Reza a lenda que, numa noite de  1966, Bob Dylan vinha pilotando sua moto por entre as colinas de Woodstock, onde tinha sua casa de campo. Um pouco atrás dele vinha sua esposa, Sara, ao volante com um dos automóveis do casal. A estrada estava molhada de chuva, a moto derrapou, e Dylan, foi projetado de encontro ao tronco de uma árvore. Sara freou, trouxe o carro para o acostamento e correu para socorrê-lo. Ao abaixar-se sobre seu corpo, percebeu, pelo ângulo, que ele tinha quebrado o pescoço, e não respirava. O maior gênio da música folk e do rock norte-americano dos anos 60 estava morto.

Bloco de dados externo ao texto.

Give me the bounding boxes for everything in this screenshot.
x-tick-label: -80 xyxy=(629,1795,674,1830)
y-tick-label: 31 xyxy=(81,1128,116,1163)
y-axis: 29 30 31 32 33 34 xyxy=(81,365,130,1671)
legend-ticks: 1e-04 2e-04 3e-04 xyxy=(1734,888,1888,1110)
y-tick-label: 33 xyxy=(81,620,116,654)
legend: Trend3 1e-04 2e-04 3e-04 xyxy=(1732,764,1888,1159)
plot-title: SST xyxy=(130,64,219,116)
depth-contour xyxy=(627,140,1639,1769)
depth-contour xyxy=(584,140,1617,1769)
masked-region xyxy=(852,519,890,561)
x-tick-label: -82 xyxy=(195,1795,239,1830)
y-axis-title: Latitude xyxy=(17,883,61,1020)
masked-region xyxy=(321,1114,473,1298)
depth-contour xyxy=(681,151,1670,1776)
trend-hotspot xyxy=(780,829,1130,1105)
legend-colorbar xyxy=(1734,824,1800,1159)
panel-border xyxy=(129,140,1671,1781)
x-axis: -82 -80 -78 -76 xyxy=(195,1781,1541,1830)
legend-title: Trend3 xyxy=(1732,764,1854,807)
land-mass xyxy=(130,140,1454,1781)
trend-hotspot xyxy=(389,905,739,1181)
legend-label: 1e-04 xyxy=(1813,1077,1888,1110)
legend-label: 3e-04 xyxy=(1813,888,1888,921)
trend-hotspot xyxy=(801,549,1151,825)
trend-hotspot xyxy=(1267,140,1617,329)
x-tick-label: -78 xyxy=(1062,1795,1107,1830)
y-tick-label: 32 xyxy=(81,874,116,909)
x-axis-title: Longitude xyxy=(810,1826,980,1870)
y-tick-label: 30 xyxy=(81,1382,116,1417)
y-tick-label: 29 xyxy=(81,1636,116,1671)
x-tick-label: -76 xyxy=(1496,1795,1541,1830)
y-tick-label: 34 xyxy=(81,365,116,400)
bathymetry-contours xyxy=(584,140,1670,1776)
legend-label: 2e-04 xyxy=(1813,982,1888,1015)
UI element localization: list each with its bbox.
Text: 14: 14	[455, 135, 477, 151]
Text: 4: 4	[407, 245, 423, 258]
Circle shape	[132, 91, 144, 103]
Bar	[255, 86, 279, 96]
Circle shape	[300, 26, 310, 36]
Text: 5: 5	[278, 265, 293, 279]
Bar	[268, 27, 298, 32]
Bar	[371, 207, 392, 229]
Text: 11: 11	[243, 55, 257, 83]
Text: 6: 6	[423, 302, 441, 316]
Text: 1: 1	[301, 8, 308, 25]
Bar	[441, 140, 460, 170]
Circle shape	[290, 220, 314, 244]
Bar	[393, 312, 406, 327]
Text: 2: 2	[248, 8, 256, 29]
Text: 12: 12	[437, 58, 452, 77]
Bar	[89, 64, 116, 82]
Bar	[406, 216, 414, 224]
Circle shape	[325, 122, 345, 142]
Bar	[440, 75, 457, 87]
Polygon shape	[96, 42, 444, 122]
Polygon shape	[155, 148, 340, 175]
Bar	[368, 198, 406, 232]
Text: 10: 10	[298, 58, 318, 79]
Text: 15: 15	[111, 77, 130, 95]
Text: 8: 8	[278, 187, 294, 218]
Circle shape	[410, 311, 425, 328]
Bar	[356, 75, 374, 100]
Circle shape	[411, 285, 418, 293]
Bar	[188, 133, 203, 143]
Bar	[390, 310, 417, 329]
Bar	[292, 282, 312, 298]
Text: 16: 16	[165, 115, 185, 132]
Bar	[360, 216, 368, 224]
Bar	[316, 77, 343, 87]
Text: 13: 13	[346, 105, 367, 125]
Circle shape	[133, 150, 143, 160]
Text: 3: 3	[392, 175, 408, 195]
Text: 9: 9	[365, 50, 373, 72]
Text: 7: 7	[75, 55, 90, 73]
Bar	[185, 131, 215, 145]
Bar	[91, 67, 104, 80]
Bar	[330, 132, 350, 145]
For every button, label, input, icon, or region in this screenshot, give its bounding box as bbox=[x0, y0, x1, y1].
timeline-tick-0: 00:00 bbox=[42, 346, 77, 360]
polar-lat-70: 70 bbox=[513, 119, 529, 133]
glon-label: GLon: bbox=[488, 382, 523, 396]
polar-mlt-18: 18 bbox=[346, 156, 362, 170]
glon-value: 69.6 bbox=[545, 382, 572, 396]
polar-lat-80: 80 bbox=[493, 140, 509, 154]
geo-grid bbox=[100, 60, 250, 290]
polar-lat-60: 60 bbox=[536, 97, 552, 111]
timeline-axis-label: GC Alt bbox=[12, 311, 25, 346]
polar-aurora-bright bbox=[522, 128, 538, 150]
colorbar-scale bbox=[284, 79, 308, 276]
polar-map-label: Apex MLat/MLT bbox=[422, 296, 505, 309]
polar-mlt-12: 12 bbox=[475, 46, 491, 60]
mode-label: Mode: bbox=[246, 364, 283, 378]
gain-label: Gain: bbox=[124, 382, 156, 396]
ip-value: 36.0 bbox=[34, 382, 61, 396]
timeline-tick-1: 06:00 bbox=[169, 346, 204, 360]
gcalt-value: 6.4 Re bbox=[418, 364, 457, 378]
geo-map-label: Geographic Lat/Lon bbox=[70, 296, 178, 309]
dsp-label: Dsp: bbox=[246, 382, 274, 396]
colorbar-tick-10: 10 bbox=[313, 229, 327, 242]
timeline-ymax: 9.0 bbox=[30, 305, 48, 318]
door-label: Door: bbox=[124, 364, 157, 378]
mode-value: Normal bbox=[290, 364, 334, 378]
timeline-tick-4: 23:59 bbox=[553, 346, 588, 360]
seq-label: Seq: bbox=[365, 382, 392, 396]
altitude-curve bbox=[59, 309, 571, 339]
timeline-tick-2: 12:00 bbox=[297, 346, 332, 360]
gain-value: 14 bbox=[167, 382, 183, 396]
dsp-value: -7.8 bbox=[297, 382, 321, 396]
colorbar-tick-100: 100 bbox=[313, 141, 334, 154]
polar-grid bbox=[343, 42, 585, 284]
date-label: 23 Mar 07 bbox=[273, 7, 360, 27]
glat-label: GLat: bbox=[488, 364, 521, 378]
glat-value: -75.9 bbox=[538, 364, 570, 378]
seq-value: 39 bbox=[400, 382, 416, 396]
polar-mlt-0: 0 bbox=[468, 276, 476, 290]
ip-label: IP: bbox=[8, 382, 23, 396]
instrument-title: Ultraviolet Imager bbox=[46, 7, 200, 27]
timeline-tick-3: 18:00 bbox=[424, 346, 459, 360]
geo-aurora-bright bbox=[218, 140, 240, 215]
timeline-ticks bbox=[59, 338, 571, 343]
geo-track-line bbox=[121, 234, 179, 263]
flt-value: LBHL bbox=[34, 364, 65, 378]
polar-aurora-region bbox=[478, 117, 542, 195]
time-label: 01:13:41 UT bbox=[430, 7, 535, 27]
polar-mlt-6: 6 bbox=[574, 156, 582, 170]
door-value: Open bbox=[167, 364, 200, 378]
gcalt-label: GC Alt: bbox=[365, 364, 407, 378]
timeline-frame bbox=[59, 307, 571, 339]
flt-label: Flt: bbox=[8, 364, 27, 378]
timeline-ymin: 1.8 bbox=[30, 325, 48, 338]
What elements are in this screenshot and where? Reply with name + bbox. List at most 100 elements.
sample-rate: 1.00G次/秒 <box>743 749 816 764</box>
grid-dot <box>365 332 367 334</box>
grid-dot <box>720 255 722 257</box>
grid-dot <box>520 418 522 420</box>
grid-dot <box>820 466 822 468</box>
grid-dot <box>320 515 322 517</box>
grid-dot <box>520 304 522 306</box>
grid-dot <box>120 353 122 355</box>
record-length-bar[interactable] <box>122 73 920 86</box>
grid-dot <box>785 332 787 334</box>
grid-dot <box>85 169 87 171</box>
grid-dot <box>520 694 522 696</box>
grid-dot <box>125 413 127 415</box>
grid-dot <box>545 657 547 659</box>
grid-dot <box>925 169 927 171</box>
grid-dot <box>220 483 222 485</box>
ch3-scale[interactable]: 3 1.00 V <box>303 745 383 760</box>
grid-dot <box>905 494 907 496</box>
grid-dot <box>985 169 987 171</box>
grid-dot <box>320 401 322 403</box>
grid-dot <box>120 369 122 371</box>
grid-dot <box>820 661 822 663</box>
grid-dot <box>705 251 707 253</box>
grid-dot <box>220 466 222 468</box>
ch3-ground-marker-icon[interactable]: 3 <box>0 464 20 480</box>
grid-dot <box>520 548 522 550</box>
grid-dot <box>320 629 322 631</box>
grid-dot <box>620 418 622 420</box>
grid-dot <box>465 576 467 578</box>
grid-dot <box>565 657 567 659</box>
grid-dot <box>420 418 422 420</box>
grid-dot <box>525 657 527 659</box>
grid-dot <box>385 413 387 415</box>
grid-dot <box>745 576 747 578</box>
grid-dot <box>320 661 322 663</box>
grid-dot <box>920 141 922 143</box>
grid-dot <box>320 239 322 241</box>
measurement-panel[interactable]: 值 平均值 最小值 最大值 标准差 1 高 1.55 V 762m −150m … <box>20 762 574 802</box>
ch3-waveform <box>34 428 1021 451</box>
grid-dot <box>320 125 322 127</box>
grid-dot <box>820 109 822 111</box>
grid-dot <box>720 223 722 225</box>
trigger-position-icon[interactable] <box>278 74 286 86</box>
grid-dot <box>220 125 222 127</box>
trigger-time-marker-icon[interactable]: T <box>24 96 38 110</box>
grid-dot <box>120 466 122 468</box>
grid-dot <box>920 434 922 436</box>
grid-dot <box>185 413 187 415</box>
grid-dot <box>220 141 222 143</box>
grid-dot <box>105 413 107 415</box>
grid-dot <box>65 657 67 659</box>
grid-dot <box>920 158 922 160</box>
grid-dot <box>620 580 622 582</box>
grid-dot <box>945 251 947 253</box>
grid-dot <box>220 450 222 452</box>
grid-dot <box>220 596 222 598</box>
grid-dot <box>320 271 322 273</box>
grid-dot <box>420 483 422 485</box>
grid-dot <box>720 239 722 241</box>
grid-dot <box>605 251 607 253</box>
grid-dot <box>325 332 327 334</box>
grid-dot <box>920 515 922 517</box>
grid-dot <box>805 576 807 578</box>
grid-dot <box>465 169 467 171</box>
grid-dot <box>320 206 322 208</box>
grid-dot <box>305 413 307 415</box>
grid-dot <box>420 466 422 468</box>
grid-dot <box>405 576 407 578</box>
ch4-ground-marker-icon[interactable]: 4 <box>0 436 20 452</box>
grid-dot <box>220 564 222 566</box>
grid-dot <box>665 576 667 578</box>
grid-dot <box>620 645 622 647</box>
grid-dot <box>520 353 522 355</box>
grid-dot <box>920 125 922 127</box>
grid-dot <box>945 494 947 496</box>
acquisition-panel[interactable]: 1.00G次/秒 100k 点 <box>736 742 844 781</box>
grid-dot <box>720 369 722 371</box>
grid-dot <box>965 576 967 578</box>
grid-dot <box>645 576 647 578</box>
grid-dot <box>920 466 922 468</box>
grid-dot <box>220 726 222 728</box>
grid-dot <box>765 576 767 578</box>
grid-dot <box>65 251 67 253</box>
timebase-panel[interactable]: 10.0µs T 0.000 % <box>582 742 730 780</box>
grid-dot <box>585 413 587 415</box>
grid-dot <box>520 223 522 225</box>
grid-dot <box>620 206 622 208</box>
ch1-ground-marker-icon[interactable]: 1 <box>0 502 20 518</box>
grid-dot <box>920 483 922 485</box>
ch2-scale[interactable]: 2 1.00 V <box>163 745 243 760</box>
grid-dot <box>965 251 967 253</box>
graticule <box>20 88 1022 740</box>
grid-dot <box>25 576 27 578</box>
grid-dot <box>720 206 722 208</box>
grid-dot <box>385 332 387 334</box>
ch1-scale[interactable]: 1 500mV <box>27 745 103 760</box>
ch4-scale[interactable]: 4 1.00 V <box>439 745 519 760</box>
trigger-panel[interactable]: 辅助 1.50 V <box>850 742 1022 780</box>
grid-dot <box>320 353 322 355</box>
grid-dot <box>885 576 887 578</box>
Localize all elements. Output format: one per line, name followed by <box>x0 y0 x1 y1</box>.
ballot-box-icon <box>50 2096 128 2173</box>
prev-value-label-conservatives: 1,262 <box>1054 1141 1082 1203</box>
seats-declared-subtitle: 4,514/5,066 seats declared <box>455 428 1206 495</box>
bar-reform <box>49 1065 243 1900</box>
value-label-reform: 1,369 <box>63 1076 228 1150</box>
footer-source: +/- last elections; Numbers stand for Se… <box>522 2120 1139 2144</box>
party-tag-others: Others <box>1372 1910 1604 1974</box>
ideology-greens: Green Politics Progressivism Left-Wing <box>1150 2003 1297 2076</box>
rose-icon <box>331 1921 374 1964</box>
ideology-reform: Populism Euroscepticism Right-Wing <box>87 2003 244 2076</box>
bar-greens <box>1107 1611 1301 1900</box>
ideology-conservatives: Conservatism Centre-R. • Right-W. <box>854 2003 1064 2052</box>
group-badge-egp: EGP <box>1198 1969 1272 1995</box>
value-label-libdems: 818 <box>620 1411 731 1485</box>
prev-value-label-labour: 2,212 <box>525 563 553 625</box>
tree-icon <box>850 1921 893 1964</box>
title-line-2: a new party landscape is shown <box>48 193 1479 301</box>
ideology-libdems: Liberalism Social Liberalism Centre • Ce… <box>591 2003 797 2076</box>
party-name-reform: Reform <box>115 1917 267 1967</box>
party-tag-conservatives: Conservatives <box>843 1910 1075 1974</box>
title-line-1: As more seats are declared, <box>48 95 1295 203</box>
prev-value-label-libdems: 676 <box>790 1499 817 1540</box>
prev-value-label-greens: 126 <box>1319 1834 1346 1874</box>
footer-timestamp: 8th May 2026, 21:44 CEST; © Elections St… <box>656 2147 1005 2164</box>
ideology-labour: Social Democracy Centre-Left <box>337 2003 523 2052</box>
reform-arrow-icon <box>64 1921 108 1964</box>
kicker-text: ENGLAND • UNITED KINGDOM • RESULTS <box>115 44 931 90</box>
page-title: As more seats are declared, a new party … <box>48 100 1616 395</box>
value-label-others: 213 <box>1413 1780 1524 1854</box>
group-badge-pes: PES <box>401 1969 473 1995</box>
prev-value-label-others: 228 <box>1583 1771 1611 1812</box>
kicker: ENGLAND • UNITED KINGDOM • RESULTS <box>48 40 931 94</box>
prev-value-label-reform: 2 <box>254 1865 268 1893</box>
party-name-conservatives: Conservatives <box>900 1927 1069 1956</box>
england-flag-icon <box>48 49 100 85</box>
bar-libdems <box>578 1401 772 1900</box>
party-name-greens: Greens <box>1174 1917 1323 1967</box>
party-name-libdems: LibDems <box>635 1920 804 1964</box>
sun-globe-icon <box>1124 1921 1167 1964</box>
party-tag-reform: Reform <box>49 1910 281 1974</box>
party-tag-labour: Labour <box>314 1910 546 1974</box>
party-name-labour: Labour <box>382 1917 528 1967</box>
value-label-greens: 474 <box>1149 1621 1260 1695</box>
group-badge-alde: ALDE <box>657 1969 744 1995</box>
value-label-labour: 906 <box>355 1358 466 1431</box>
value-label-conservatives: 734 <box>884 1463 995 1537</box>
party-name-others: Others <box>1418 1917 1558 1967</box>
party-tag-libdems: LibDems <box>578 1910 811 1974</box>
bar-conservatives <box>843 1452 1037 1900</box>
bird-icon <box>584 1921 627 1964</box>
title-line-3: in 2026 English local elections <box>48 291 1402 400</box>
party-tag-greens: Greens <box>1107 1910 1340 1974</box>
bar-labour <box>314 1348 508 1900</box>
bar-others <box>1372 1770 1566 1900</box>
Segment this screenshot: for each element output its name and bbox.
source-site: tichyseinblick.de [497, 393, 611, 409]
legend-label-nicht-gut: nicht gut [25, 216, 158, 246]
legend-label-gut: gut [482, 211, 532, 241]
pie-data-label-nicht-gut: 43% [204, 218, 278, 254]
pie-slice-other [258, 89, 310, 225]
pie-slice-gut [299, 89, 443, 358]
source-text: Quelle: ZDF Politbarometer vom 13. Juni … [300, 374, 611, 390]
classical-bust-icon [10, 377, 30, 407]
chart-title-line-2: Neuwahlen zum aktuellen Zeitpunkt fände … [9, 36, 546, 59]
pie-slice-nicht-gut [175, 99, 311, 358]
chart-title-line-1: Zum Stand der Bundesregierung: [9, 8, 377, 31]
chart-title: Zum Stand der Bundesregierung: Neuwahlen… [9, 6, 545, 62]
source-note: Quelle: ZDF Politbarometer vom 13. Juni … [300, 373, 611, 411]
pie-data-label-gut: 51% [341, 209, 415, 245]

Ou melhor - não é bem assim. O que muita gente não sabe é que, na fração de segunda em que seu corpo chocou-se contra a árvore, Dylan viu-se transportado para um local estranho, muito parecido com os bares enfumaçados do Village que poucos anos trás eram o único espaço onde lhe permitiam cantar com sua voz roufenha as canções folk que ele, hereticamente, escrevia por conta própria. O bar estava vazio, com cadeiras empilhadas sobre as mesas, mas sentado num banquinho no placo estava um homem com colete preto bordado a ouro, chapéu de cowboy, um rosto enrugado, e um bigodinho fino que lembrava o ator Vincent Price. "Estou morto?" perguntou dylan. "Por enquanto, não", disse o desconhecido. "Você está num ponto de divergência, onde tem a chance de escolher seu futuro. Como gostaria de estar, digamos, aos 65 anos?" "On the road", disse  ele sem pestanejar. "Cantando toda noite, para pequenas platéias, sem nunca repetir o mesmo show". O desconhecido sorriu: "Concedido". No bosque de Woodstock, o cantor mexeu-se, resmungou algo indistinto, e sua esposa deu um suspiro de alívio.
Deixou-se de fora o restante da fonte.